Now let us say that \(R_{max}\) is the maximum amount of resource available in the environment, in absence of any organisms, and u is the amount of resource used by each living organism in the population. Then \(uN\) is the amount of resource tied up in the population at time \(t\). \(R_{max}\,−\,uN\,=\,R\) is the amount of resource not used by the population. This is the basis of a resource theory that assumes resources are released immediately upon death of an organism, and it has many of the important properties of more complex resource models.

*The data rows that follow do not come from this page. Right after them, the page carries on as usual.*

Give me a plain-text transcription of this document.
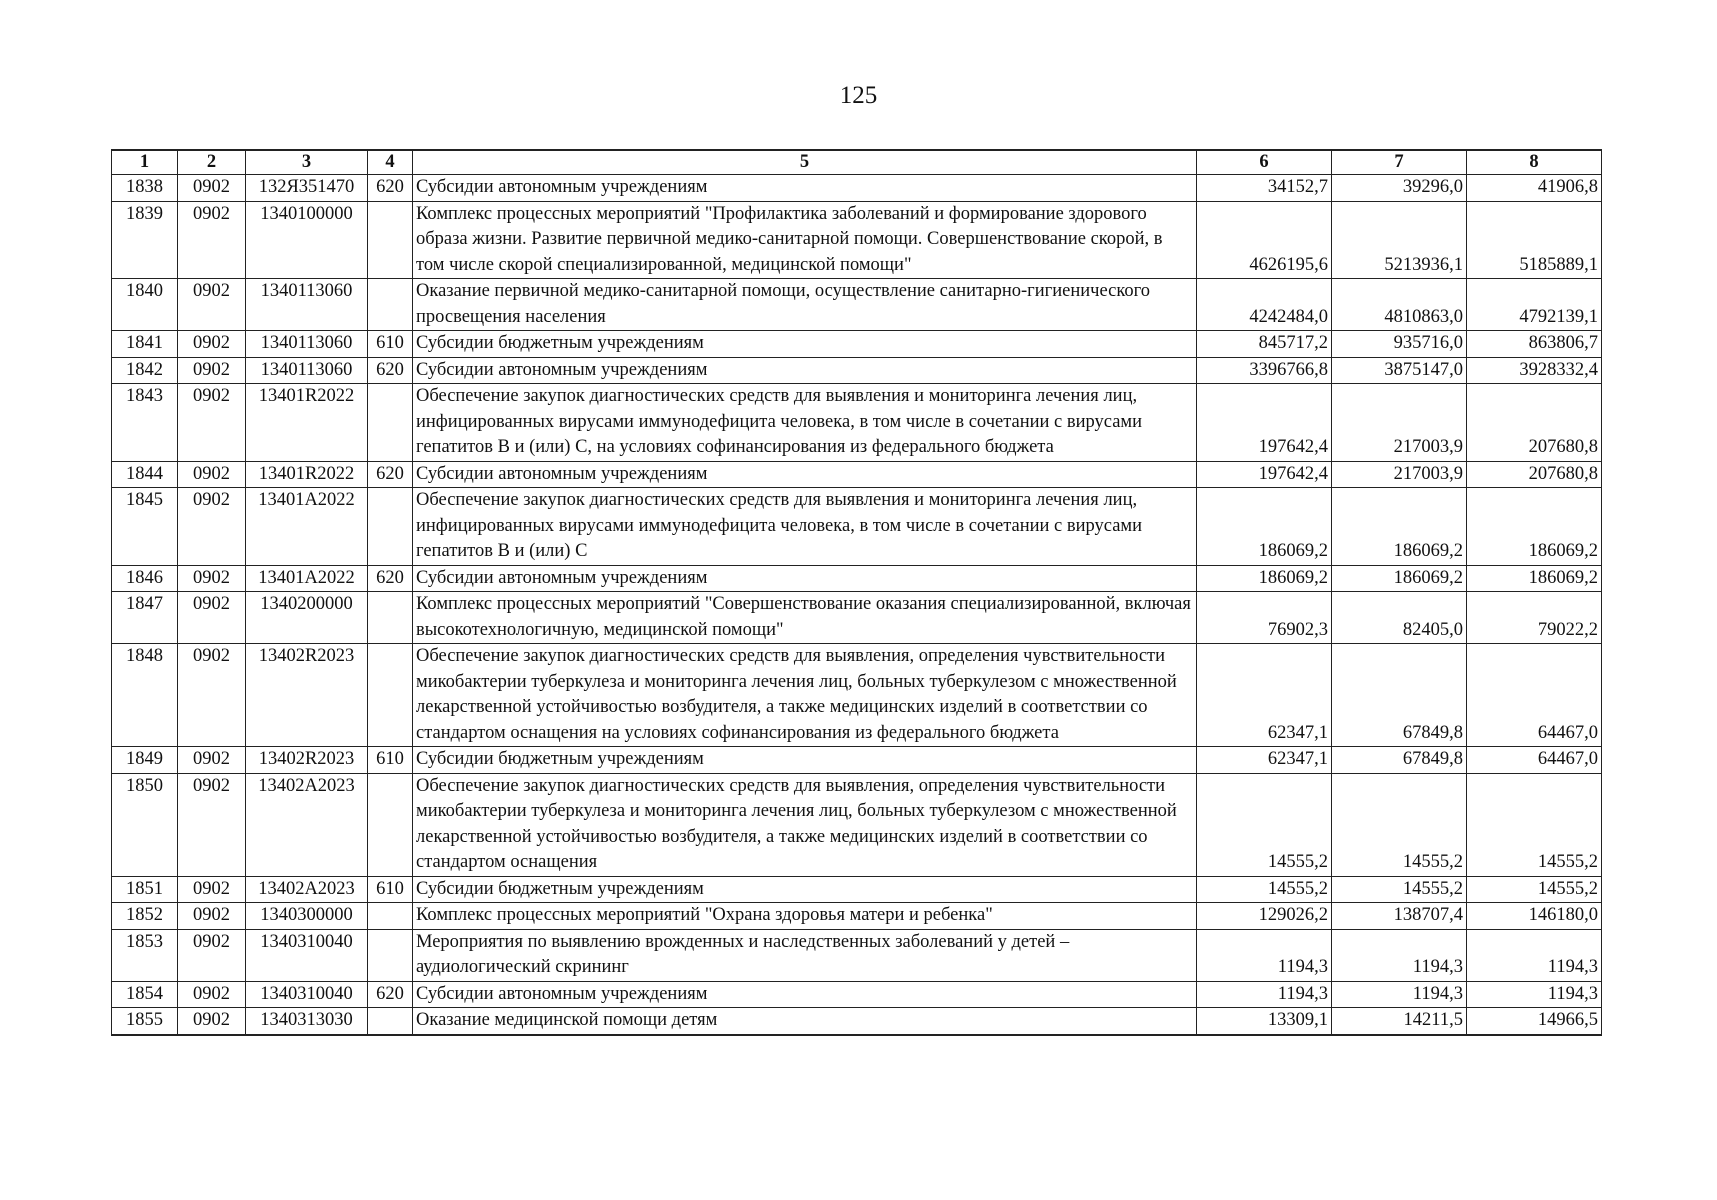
125
1	2	3	4	5	6	7	8
1838	0902	132Я351470	620	Субсидии автономным учреждениям	34152,7	39296,0	41906,8
1839	0902	1340100000		Комплекс процессных мероприятий "Профилактика заболеваний и формирование здорового образа жизни. Развитие первичной медико-санитарной помощи. Совершенствование скорой, в том числе скорой специализированной, медицинской помощи"	4626195,6	5213936,1	5185889,1
1840	0902	1340113060		Оказание первичной медико-санитарной помощи, осуществление санитарно-гигиенического просвещения населения	4242484,0	4810863,0	4792139,1
1841	0902	1340113060	610	Субсидии бюджетным учреждениям	845717,2	935716,0	863806,7
1842	0902	1340113060	620	Субсидии автономным учреждениям	3396766,8	3875147,0	3928332,4
1843	0902	13401R2022		Обеспечение закупок диагностических средств для выявления и мониторинга лечения лиц, инфицированных вирусами иммунодефицита человека, в том числе в сочетании с вирусами гепатитов В и (или) С, на условиях софинансирования из федерального бюджета	197642,4	217003,9	207680,8
1844	0902	13401R2022	620	Субсидии автономным учреждениям	197642,4	217003,9	207680,8
1845	0902	13401A2022		Обеспечение закупок диагностических средств для выявления и мониторинга лечения лиц, инфицированных вирусами иммунодефицита человека, в том числе в сочетании с вирусами гепатитов В и (или) С	186069,2	186069,2	186069,2
1846	0902	13401A2022	620	Субсидии автономным учреждениям	186069,2	186069,2	186069,2
1847	0902	1340200000		Комплекс процессных мероприятий "Совершенствование оказания специализированной, включая высокотехнологичную, медицинской помощи"	76902,3	82405,0	79022,2
1848	0902	13402R2023		Обеспечение закупок диагностических средств для выявления, определения чувствительности микобактерии туберкулеза и мониторинга лечения лиц, больных туберкулезом с множественной лекарственной устойчивостью возбудителя, а также медицинских изделий в соответствии со стандартом оснащения на условиях софинансирования из федерального бюджета	62347,1	67849,8	64467,0
1849	0902	13402R2023	610	Субсидии бюджетным учреждениям	62347,1	67849,8	64467,0
1850	0902	13402A2023		Обеспечение закупок диагностических средств для выявления, определения чувствительности микобактерии туберкулеза и мониторинга лечения лиц, больных туберкулезом с множественной лекарственной устойчивостью возбудителя, а также медицинских изделий в соответствии со стандартом оснащения	14555,2	14555,2	14555,2
1851	0902	13402A2023	610	Субсидии бюджетным учреждениям	14555,2	14555,2	14555,2
1852	0902	1340300000		Комплекс процессных мероприятий "Охрана здоровья матери и ребенка"	129026,2	138707,4	146180,0
1853	0902	1340310040		Мероприятия по выявлению врожденных и наследственных заболеваний у детей – аудиологический скрининг	1194,3	1194,3	1194,3
1854	0902	1340310040	620	Субсидии автономным учреждениям	1194,3	1194,3	1194,3
1855	0902	1340313030		Оказание медицинской помощи детям	13309,1	14211,5	14966,5
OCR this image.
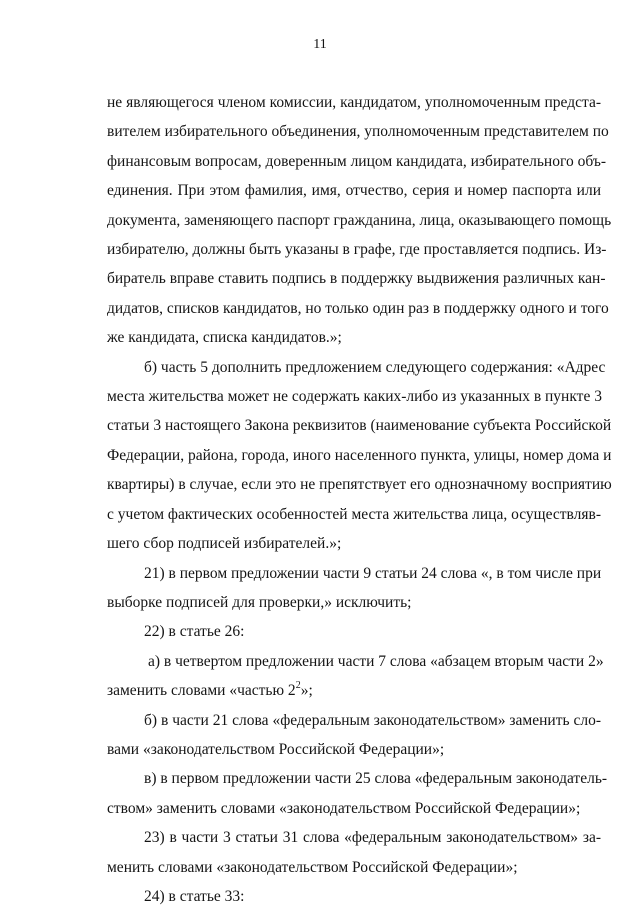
11
не являющегося членом комиссии, кандидатом, уполномоченным предста-
вителем избирательного объединения, уполномоченным представителем по
финансовым вопросам, доверенным лицом кандидата, избирательного объ-
единения. При этом фамилия, имя, отчество, серия и номер паспорта или
документа, заменяющего паспорт гражданина, лица, оказывающего помощь
избирателю, должны быть указаны в графе, где проставляется подпись. Из-
биратель вправе ставить подпись в поддержку выдвижения различных кан-
дидатов, списков кандидатов, но только один раз в поддержку одного и того
же кандидата, списка кандидатов.»;
б) часть 5 дополнить предложением следующего содержания: «Адрес
места жительства может не содержать каких-либо из указанных в пункте 3
статьи 3 настоящего Закона реквизитов (наименование субъекта Российской
Федерации, района, города, иного населенного пункта, улицы, номер дома и
квартиры) в случае, если это не препятствует его однозначному восприятию
с учетом фактических особенностей места жительства лица, осуществляв-
шего сбор подписей избирателей.»;
21) в первом предложении части 9 статьи 24 слова «, в том числе при
выборке подписей для проверки,» исключить;
22) в статье 26:
а) в четвертом предложении части 7 слова «абзацем вторым части 2»
заменить словами «частью $2^2$»;
б) в части 21 слова «федеральным законодательством» заменить сло-
вами «законодательством Российской Федерации»;
в) в первом предложении части 25 слова «федеральным законодатель-
ством» заменить словами «законодательством Российской Федерации»;
23) в части 3 статьи 31 слова «федеральным законодательством» за-
менить словами «законодательством Российской Федерации»;
24) в статье 33:
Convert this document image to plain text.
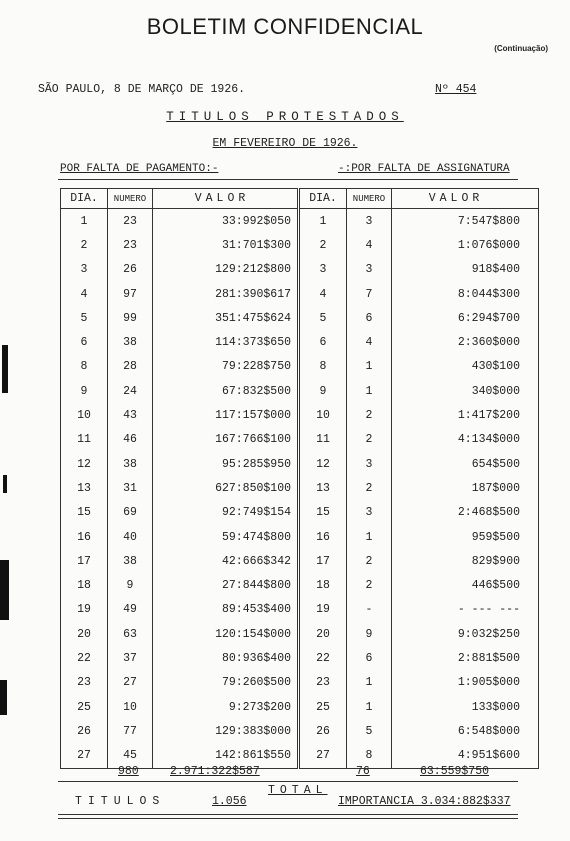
BOLETIM CONFIDENCIAL
(Continuação)
SÃO PAULO, 8 DE MARÇO DE 1926.	Nº 454
TITULOS PROTESTADOS
EM FEVEREIRO DE 1926.
POR FALTA DE PAGAMENTO:-	-:POR FALTA DE ASSIGNATURA
DIA.	NUMERO	VALOR	DIA.	NUMERO	VALOR
1	23	33:992$050	1	3	7:547$800
2	23	31:701$300	2	4	1:076$000
3	26	129:212$800	3	3	918$400
4	97	281:390$617	4	7	8:044$300
5	99	351:475$624	5	6	6:294$700
6	38	114:373$650	6	4	2:360$000
8	28	79:228$750	8	1	430$100
9	24	67:832$500	9	1	340$000
10	43	117:157$000	10	2	1:417$200
11	46	167:766$100	11	2	4:134$000
12	38	95:285$950	12	3	654$500
13	31	627:850$100	13	2	187$000
15	69	92:749$154	15	3	2:468$500
16	40	59:474$800	16	1	959$500
17	38	42:666$342	17	2	829$900
18	9	27:844$800	18	2	446$500
19	49	89:453$400	19	-	- --- ---
20	63	120:154$000	20	9	9:032$250
22	37	80:936$400	22	6	2:881$500
23	27	79:260$500	23	1	1:905$000
25	10	9:273$200	25	1	133$000
26	77	129:383$000	26	5	6:548$000
27	45	142:861$550	27	8	4:951$600
980	2.971:322$587	76	63:559$750
TOTAL
TITULOS	1.056	IMPORTANCIA 3.034:882$337
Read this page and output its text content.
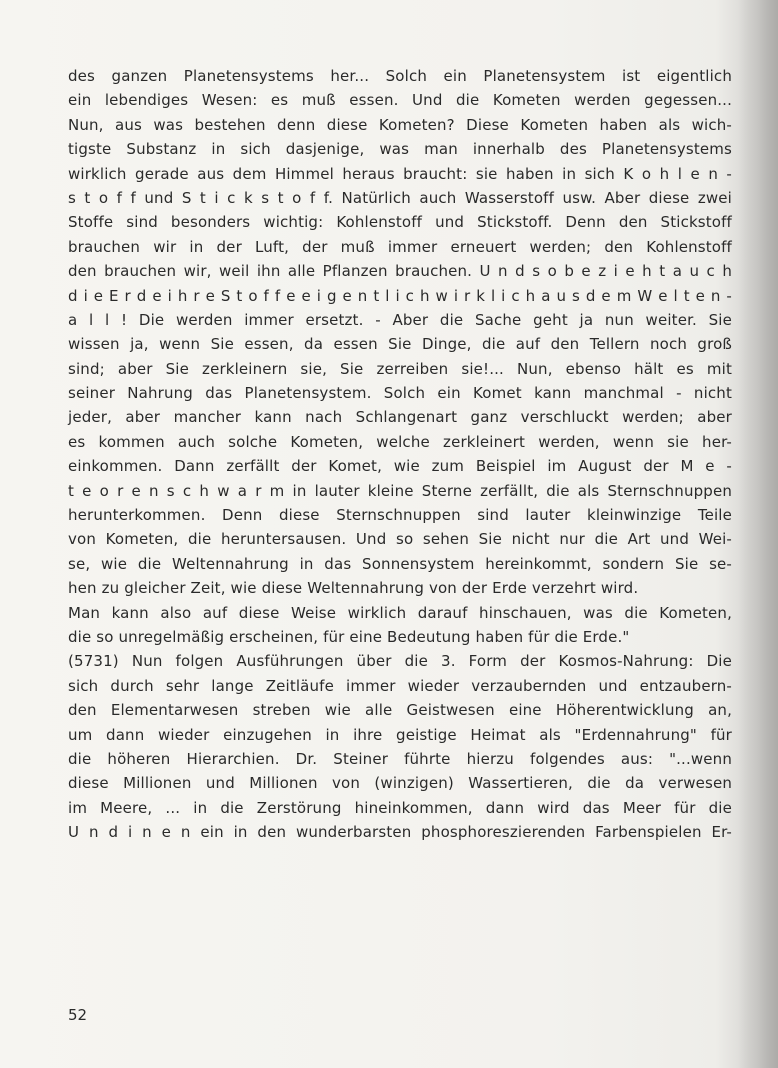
des ganzen Planetensystems her... Solch ein Planetensystem ist eigentlich
ein lebendiges Wesen: es muß essen. Und die Kometen werden gegessen...
Nun, aus was bestehen denn diese Kometen? Diese Kometen haben als wich-
tigste Substanz in sich dasjenige, was man innerhalb des Planetensystems
wirklich gerade aus dem Himmel heraus braucht: sie haben in sich K o h l e n -
s t o f f und S t i c k s t o f f. Natürlich auch Wasserstoff usw. Aber diese zwei
Stoffe sind besonders wichtig: Kohlenstoff und Stickstoff. Denn den Stickstoff
brauchen wir in der Luft, der muß immer erneuert werden; den Kohlenstoff
den brauchen wir, weil ihn alle Pflanzen brauchen. U n d s o b e z i e h t a u c h
d i e E r d e i h r e S t o f f e e i g e n t l i c h w i r k l i c h a u s d e m W e l t e n -
a l l ! Die werden immer ersetzt. - Aber die Sache geht ja nun weiter. Sie
wissen ja, wenn Sie essen, da essen Sie Dinge, die auf den Tellern noch groß
sind; aber Sie zerkleinern sie, Sie zerreiben sie!... Nun, ebenso hält es mit
seiner Nahrung das Planetensystem. Solch ein Komet kann manchmal - nicht
jeder, aber mancher kann nach Schlangenart ganz verschluckt werden; aber
es kommen auch solche Kometen, welche zerkleinert werden, wenn sie her-
einkommen. Dann zerfällt der Komet, wie zum Beispiel im August der M e -
t e o r e n s c h w a r m in lauter kleine Sterne zerfällt, die als Sternschnuppen
herunterkommen. Denn diese Sternschnuppen sind lauter kleinwinzige Teile
von Kometen, die heruntersausen. Und so sehen Sie nicht nur die Art und Wei-
se, wie die Weltennahrung in das Sonnensystem hereinkommt, sondern Sie se-
hen zu gleicher Zeit, wie diese Weltennahrung von der Erde verzehrt wird.
Man kann also auf diese Weise wirklich darauf hinschauen, was die Kometen,
die so unregelmäßig erscheinen, für eine Bedeutung haben für die Erde."
(5731) Nun folgen Ausführungen über die 3. Form der Kosmos-Nahrung: Die
sich durch sehr lange Zeitläufe immer wieder verzaubernden und entzaubern-
den Elementarwesen streben wie alle Geistwesen eine Höherentwicklung an,
um dann wieder einzugehen in ihre geistige Heimat als "Erdennahrung" für
die höheren Hierarchien. Dr. Steiner führte hierzu folgendes aus: "...wenn
diese Millionen und Millionen von (winzigen) Wassertieren, die da verwesen
im Meere, ... in die Zerstörung hineinkommen, dann wird das Meer für die
U n d i n e n ein in den wunderbarsten phosphoreszierenden Farbenspielen Er-
52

Start with the above statements in algebraic form,

\[\frac{1}{N}\frac{dN}{dt}\,=\,m(R-R^{\ast})\,\,\,and\,\,\,R\,=\,R_{max}\,-uN\]

then substitute the equation on the right above into the one on the left. This gives

\(\frac{1}{N}\frac{dN}{dt}\,=\,m\,(R_{max}\,-\,uN\,-\,R^{\ast})\)

Multiplying through on the right by \(m\) and rearranging terms gives

\[\frac{1}{N}\frac{dN}{dt}\,=\,m(R_{max}\,-\,R^{\ast})\,-\,umN\]

Notice that the first term on the right is a constant and the second term is a constant times N. Does this look familiar? This is just density-regulated population growth in disguise— the \(r\,+\,sN\) model again!

\(\frac{1}{N}\frac{dN}{dt}\,=\,r+sN,\,\,\,r\,=\,m(R_{max}\,-\,R^{/ast}),\,\,\,s\,=\,-um\)

Recall that this also happened for the epidemiological \(I\) model. And it will arise occur again in future models.